Pitfall 3: Waker Cloning

Symptom: Memory leaks or double-wakes.

Cause: Wakers must be cloned carefully—they’re reference-counted.

Fix: Use the waker from Context, clone it when storing:

// Store a clone, not a reference
self.stored_waker = Some(cx.waker().clone());

Pitfall 4: Timer Queue Ordering

Symptom: Timers fire at wrong times or not at all.

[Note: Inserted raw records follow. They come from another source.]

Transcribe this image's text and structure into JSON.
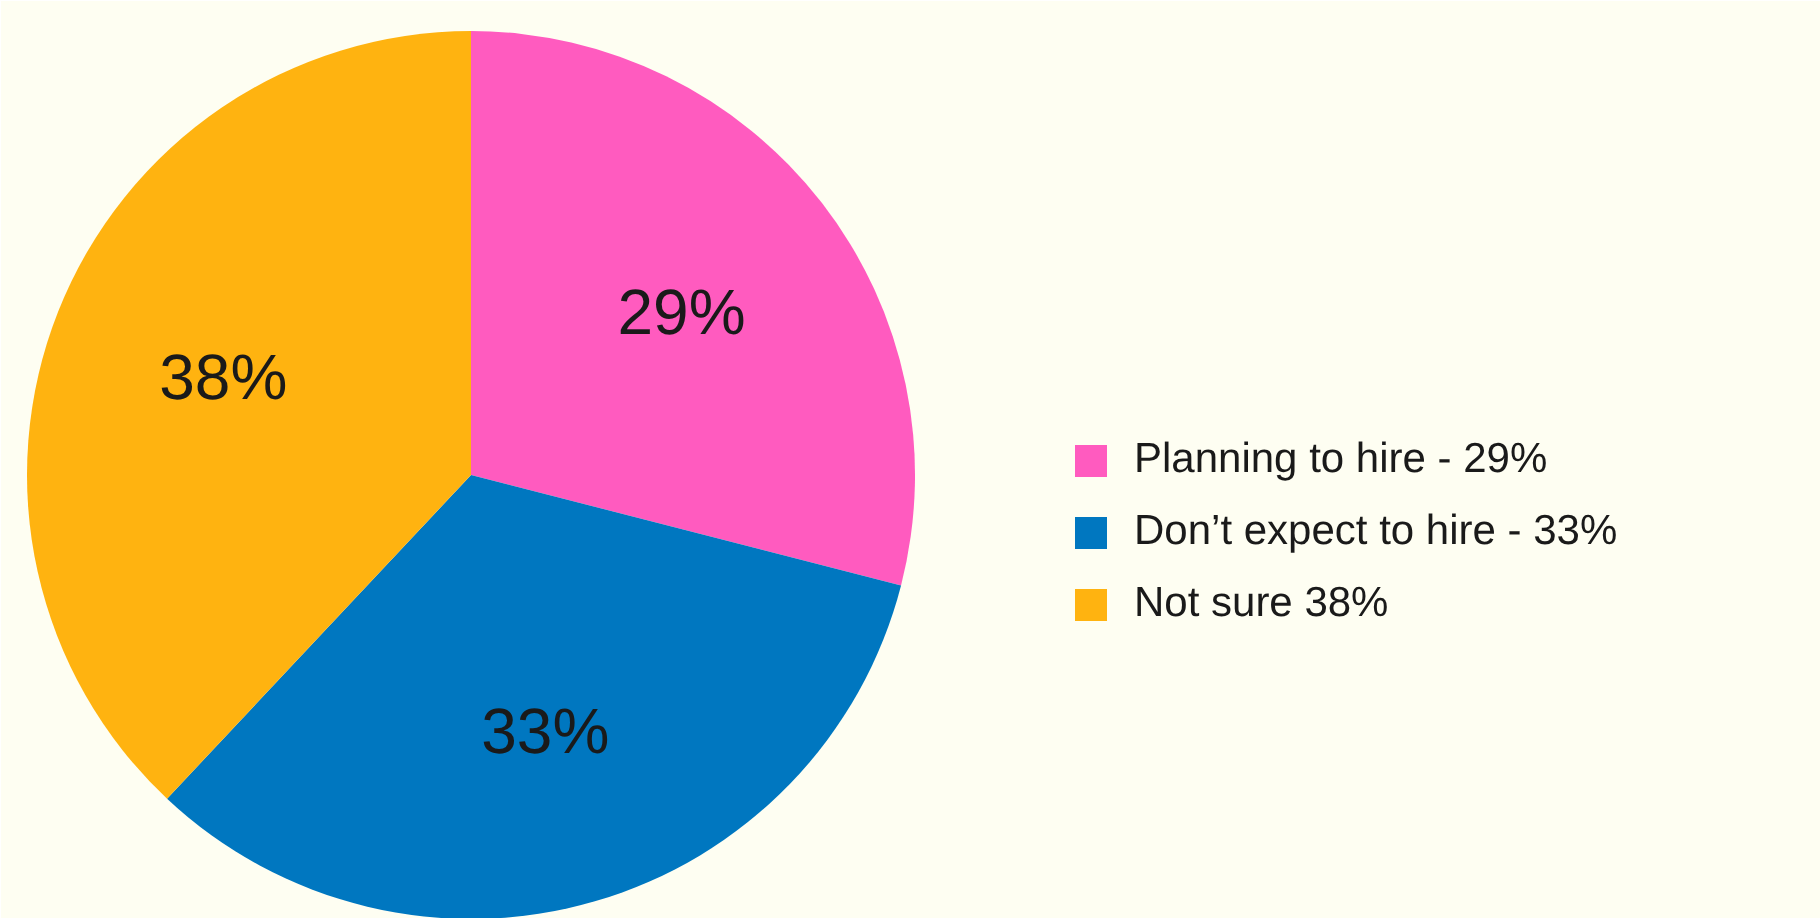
{
  "chart_data": {
    "type": "pie",
    "categories": [
      "Planning to hire - 29%",
      "Don’t expect to hire - 33%",
      "Not sure 38%"
    ],
    "values": [
      29,
      33,
      38
    ],
    "colors": [
      "#ff5bbf",
      "#0077c0",
      "#ffb310"
    ],
    "value_labels": [
      "29%",
      "33%",
      "38%"
    ],
    "legend": "right"
  }
}
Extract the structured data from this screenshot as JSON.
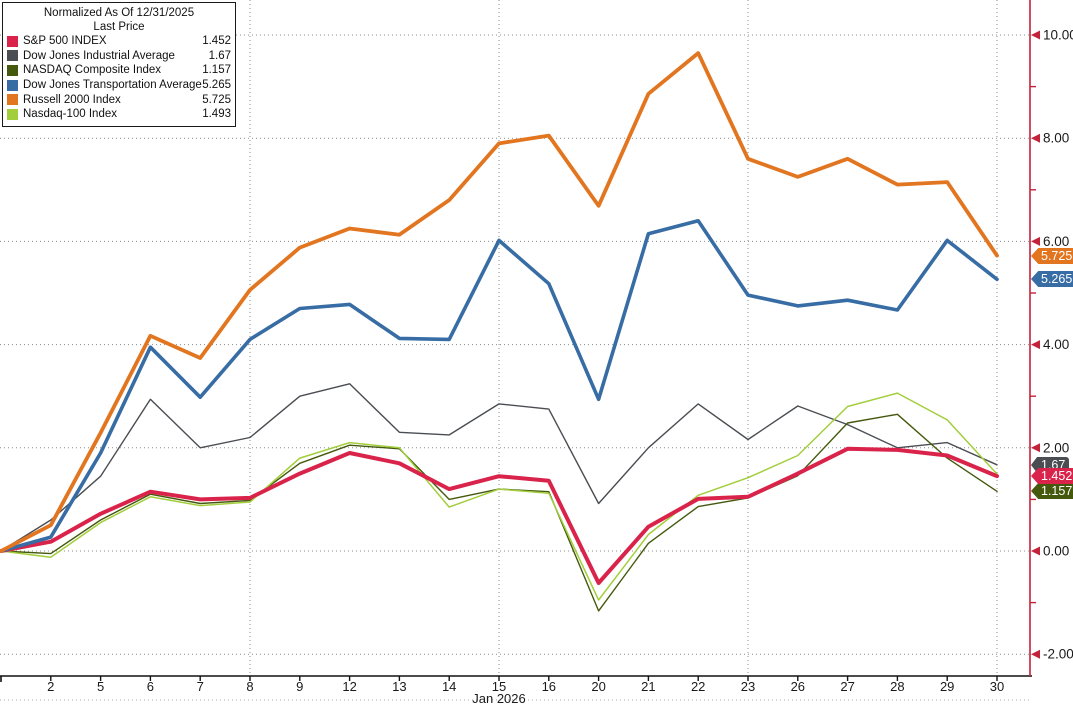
{
  "legend": {
    "title_line1": "Normalized As Of 12/31/2025",
    "title_line2": "Last Price",
    "items": [
      {
        "label": "S&P 500 INDEX",
        "value": "1.452",
        "color": "#D9234B"
      },
      {
        "label": "Dow Jones Industrial Average",
        "value": "1.67",
        "color": "#4A4D52"
      },
      {
        "label": "NASDAQ Composite Index",
        "value": "1.157",
        "color": "#44590D"
      },
      {
        "label": "Dow Jones Transportation Average",
        "value": "5.265",
        "color": "#376DA4"
      },
      {
        "label": "Russell 2000 Index",
        "value": "5.725",
        "color": "#E2751F"
      },
      {
        "label": "Nasdaq-100 Index",
        "value": "1.493",
        "color": "#A2CE3C"
      }
    ]
  },
  "axis": {
    "x_month_label": "Jan 2026",
    "x_tick_labels": [
      "2",
      "5",
      "6",
      "7",
      "8",
      "9",
      "12",
      "13",
      "14",
      "15",
      "16",
      "20",
      "21",
      "22",
      "23",
      "26",
      "27",
      "28",
      "29",
      "30"
    ],
    "y_major_ticks": [
      {
        "v": 10,
        "label": "10.00"
      },
      {
        "v": 8,
        "label": "8.00"
      },
      {
        "v": 6,
        "label": "6.00"
      },
      {
        "v": 4,
        "label": "4.00"
      },
      {
        "v": 2,
        "label": "2.00"
      },
      {
        "v": 0,
        "label": "0.00"
      },
      {
        "v": -2,
        "label": "-2.00"
      }
    ],
    "y_minor_ticks": [
      9,
      7,
      5,
      3,
      1,
      -1
    ],
    "axis_color": "#C4223A",
    "grid_color": "#8C8C8C",
    "text_color": "#1a1a1a"
  },
  "badges": [
    {
      "value": 5.725,
      "label": "5.725",
      "color": "#E2751F",
      "z": 5
    },
    {
      "value": 5.265,
      "label": "5.265",
      "color": "#376DA4",
      "z": 5
    },
    {
      "value": 1.67,
      "label": "1.67",
      "color": "#4A4D52",
      "z": 3
    },
    {
      "value": 1.452,
      "label": "1.452",
      "color": "#D9234B",
      "z": 6
    },
    {
      "value": 1.157,
      "label": "1.157",
      "color": "#44590D",
      "z": 4
    }
  ],
  "chart_data": {
    "type": "line",
    "title": "Normalized As Of 12/31/2025 - Last Price",
    "x_dates": [
      "12/31",
      "1/2",
      "1/5",
      "1/6",
      "1/7",
      "1/8",
      "1/9",
      "1/12",
      "1/13",
      "1/14",
      "1/15",
      "1/16",
      "1/20",
      "1/21",
      "1/22",
      "1/23",
      "1/26",
      "1/27",
      "1/28",
      "1/29",
      "1/30"
    ],
    "xlabel": "Jan 2026",
    "ylim": [
      -2.45,
      10.65
    ],
    "grid": true,
    "grid_vertical_at_index": [
      5,
      10,
      15,
      20
    ],
    "legend_position": "top-left",
    "series": [
      {
        "name": "Dow Jones Industrial Average",
        "color": "#4A4D52",
        "width": 1.4,
        "values": [
          0,
          0.6,
          1.45,
          2.94,
          2.0,
          2.2,
          3.0,
          3.24,
          2.3,
          2.25,
          2.85,
          2.75,
          0.92,
          2.0,
          2.85,
          2.16,
          2.81,
          2.45,
          2.0,
          2.1,
          1.67
        ],
        "last": 1.67
      },
      {
        "name": "NASDAQ Composite Index",
        "color": "#44590D",
        "width": 1.4,
        "values": [
          0,
          -0.05,
          0.6,
          1.1,
          0.92,
          0.98,
          1.7,
          2.05,
          1.98,
          1.0,
          1.2,
          1.15,
          -1.16,
          0.15,
          0.86,
          1.03,
          1.46,
          2.48,
          2.65,
          1.8,
          1.157
        ],
        "last": 1.157
      },
      {
        "name": "Nasdaq-100 Index",
        "color": "#A2CE3C",
        "width": 1.5,
        "values": [
          0,
          -0.12,
          0.55,
          1.05,
          0.88,
          0.95,
          1.8,
          2.1,
          2.0,
          0.85,
          1.2,
          1.12,
          -0.95,
          0.32,
          1.08,
          1.42,
          1.85,
          2.8,
          3.06,
          2.54,
          1.493
        ],
        "last": 1.493
      },
      {
        "name": "S&P 500 INDEX",
        "color": "#D9234B",
        "width": 4,
        "values": [
          0,
          0.18,
          0.72,
          1.15,
          1.0,
          1.03,
          1.5,
          1.9,
          1.7,
          1.2,
          1.45,
          1.36,
          -0.62,
          0.47,
          1.01,
          1.05,
          1.5,
          1.98,
          1.96,
          1.85,
          1.452
        ],
        "last": 1.452
      },
      {
        "name": "Dow Jones Transportation Average",
        "color": "#376DA4",
        "width": 3.6,
        "values": [
          0,
          0.27,
          1.9,
          3.95,
          2.98,
          4.1,
          4.7,
          4.78,
          4.12,
          4.1,
          6.02,
          5.18,
          2.94,
          6.15,
          6.4,
          4.96,
          4.75,
          4.86,
          4.67,
          6.02,
          5.265
        ],
        "last": 5.265
      },
      {
        "name": "Russell 2000 Index",
        "color": "#E2751F",
        "width": 3.8,
        "values": [
          0,
          0.5,
          2.29,
          4.17,
          3.74,
          5.06,
          5.88,
          6.25,
          6.13,
          6.8,
          7.9,
          8.05,
          6.69,
          8.86,
          9.65,
          7.6,
          7.25,
          7.6,
          7.1,
          7.15,
          5.725
        ],
        "last": 5.725
      }
    ]
  }
}
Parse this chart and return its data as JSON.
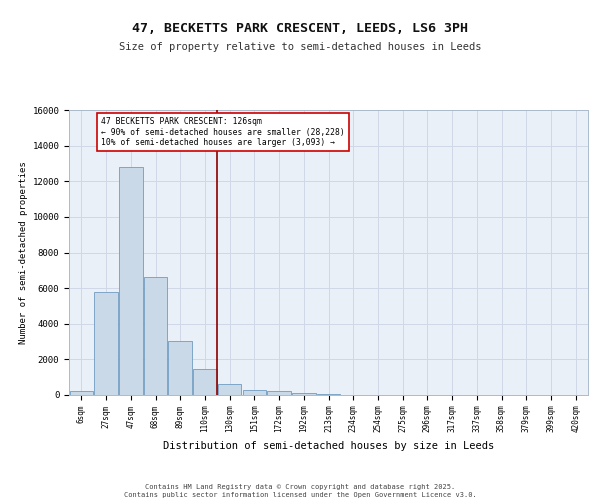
{
  "title1": "47, BECKETTS PARK CRESCENT, LEEDS, LS6 3PH",
  "title2": "Size of property relative to semi-detached houses in Leeds",
  "xlabel": "Distribution of semi-detached houses by size in Leeds",
  "ylabel": "Number of semi-detached properties",
  "categories": [
    "6sqm",
    "27sqm",
    "47sqm",
    "68sqm",
    "89sqm",
    "110sqm",
    "130sqm",
    "151sqm",
    "172sqm",
    "192sqm",
    "213sqm",
    "234sqm",
    "254sqm",
    "275sqm",
    "296sqm",
    "317sqm",
    "337sqm",
    "358sqm",
    "379sqm",
    "399sqm",
    "420sqm"
  ],
  "bar_heights": [
    250,
    5800,
    12800,
    6600,
    3050,
    1450,
    620,
    280,
    200,
    130,
    75,
    0,
    0,
    0,
    0,
    0,
    0,
    0,
    0,
    0,
    0
  ],
  "bar_color": "#c9d9e8",
  "bar_edge_color": "#5b8db8",
  "vline_x": 5.5,
  "vline_color": "#8b0000",
  "annotation_text": "47 BECKETTS PARK CRESCENT: 126sqm\n← 90% of semi-detached houses are smaller (28,228)\n10% of semi-detached houses are larger (3,093) →",
  "annotation_box_color": "#ffffff",
  "annotation_box_edge": "#cc0000",
  "ylim": [
    0,
    16000
  ],
  "yticks": [
    0,
    2000,
    4000,
    6000,
    8000,
    10000,
    12000,
    14000,
    16000
  ],
  "grid_color": "#d0d8e8",
  "bg_color": "#eaf0f8",
  "footer1": "Contains HM Land Registry data © Crown copyright and database right 2025.",
  "footer2": "Contains public sector information licensed under the Open Government Licence v3.0."
}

Cause: Binary heap ordered incorrectly, or timeout calculation wrong.

Fix:

// Timer entry should order by deadline (earliest first)
impl Ord for TimerEntry {
    fn cmp(&self, other: &Self) -> Ordering {
        // Reverse because BinaryHeap is a max-heap
        other.deadline.cmp(&self.deadline)
    }
}

Extensions and Challenges

Extension 1: Multi-Threaded Runtime

Add a thread pool for CPU-bound work:

let result = spawn_blocking(|| {
    expensive_computation()
}).await;

Extension 2: Async Filesystem I/O

Use io_uring (Linux 5.1+) for true async file I/O:

let data = async_read_file("data.txt").await?;

Extension 3: Select/Join Combinators

// Wait for first to complete
let result = select! {
    a = future_a => handle_a(a),
    b = future_b => handle_b(b),
};

// Wait for all to complete
let (a, b) = join!(future_a, future_b);

Extension 4: Cancellation

let handle = spawn(long_running_task());
handle.cancel();  // Task is dropped at next yield point

Real-World Connections

Where Async Runtimes are Used

Web Servers: Nginx, Node.js, Rust’s Actix/Axum all use event-driven I/O
Databases: Redis, Memcached handle thousands of connections on few threads
Proxies: HAProxy, Envoy use epoll for massive connection counts
Game Servers: Handle many players with minimal threads

Industry Runtimes to Study

Runtime	Language	Key Feature
Tokio	Rust	Work-stealing, io_uring support
libuv	C	Powers Node.js, cross-platform
Go runtime	Go	Goroutines with network poller
async-std	Rust	Simpler alternative to Tokio

Resources

Essential Reading

“The Linux Programming Interface” by Michael Kerrisk — Chapter 63: Alternative I/O Models
“Asynchronous Programming in Rust” (Async Book) — Official Rust async documentation
“200 Lines of Rust” by Cfsamson — Excellent async runtime tutorial

Papers and Articles

“Scalable I/O Event Notification” — kqueue paper
“Epoll is fundamentally broken” — Marek Majkowski (Cloudflare)
“How Tokio works” — Alice Ryhl (Tokio maintainer)

Code to Study

tokio — Production Rust async runtime
mio — Low-level I/O library (epoll/kqueue wrapper)
smol — Minimal async runtime (great for learning)
libuv — Cross-platform event loop (C)

Self-Assessment Checklist

Before considering this project complete, verify:

Understanding

I can explain what happens when code calls .await
I can describe the difference between level-triggered and edge-triggered epoll
I can explain how wakers connect futures to the reactor
I can draw the state machine an async function compiles to
I can explain why async uses less memory than threads

Implementation

My reactor correctly uses epoll/kqueue
My executor polls tasks and handles wakers
I can handle 1,000+ concurrent connections
Timers work correctly (sleep, timeout)
No busy-waiting (CPU usage drops when idle)

Verification

Echo server handles 10,000 concurrent connections
Memory usage scales sub-linearly with connections
Latency stays low under load (< 1ms p99)
No memory leaks (check with valgrind)

Building an async runtime teaches you what all the magic keywords actually do. After this project, async/await will never be mysterious again.